Le meilleur exercice de style est sans doute « Them That’s Not » avec le flow qui accélère au début et ralentit jusqu’à l’arrêt à la fin de la dernière strophe. C’est vraiment jouissif et original, surtout sur ce sample jazzy. On devine en une microseconde la prod de Preemo pour « The Best Part » (à juste titre aussi), où le producteur légendaire a dégoté un sample de flûte de je-ne-sais-où. C’est là qu’on se rend compte que J-Live peut s’assoir à côté des Mos Def, Black Thought et Talib Kweli. Pourquoi?
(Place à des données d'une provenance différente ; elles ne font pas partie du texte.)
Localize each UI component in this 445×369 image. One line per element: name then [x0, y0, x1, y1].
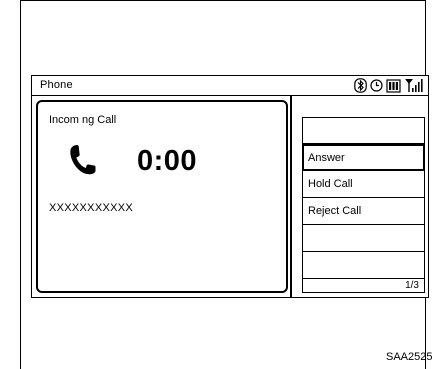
menu-item-empty: [302, 117, 425, 144]
signal-strength-icon: [405, 79, 423, 92]
phone-handset-icon: [70, 145, 96, 175]
reject-call-button[interactable]: Reject Call: [302, 198, 425, 225]
clock-icon: [370, 79, 383, 92]
bluetooth-icon: [354, 78, 367, 93]
caller-number: XXXXXXXXXXX: [49, 202, 134, 214]
status-icons: [354, 78, 423, 93]
battery-icon: [386, 78, 401, 93]
hold-call-button[interactable]: Hold Call: [302, 171, 425, 198]
title-bar: Phone: [32, 76, 428, 96]
incoming-call-panel: Incom ng Call 0:00 XXXXXXXXXXX: [36, 100, 288, 293]
menu-item-empty: [302, 225, 425, 252]
menu-item-empty: [302, 252, 425, 279]
incoming-call-label: Incom ng Call: [49, 114, 117, 126]
figure-code: SAA2525: [386, 351, 433, 363]
screen-title: Phone: [40, 79, 73, 91]
panel-divider: [290, 96, 292, 297]
page-indicator: 1/3: [302, 279, 425, 293]
phone-screen: Phone Incom ng Call 0:00 XXXXXXXXXXX Ans…: [31, 75, 429, 298]
call-options-menu: Answer Hold Call Reject Call 1/3: [302, 117, 425, 293]
answer-button[interactable]: Answer: [302, 144, 425, 171]
call-timer: 0:00: [137, 145, 198, 177]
C’est tellement évident : parce que c’est aussi un putain de bon lyriciste, qu’il dit des choses très censées et qu’il est fort pour raconter des histoires aussi. Bref, la perle rare.

Le DJing est presque omniprésent sur cet album et c’est tant mieux, les scratches sont savamment dosés comme sur « Braggin ». Tout est cohérent, solide, même le sample latino de « Don’t Play » est très bien intégré et fignolé. C’est pas du taf d’amateur, c’est du pur artisanat. Bon si vous ne l’avez pas encore écouté, ce n’est heureusement pas trop tard, vous regretterez juste de ne l’avoir jamais écouté plus tôt. Le morceau « Timeless » ne peut que donner raison à J-Live.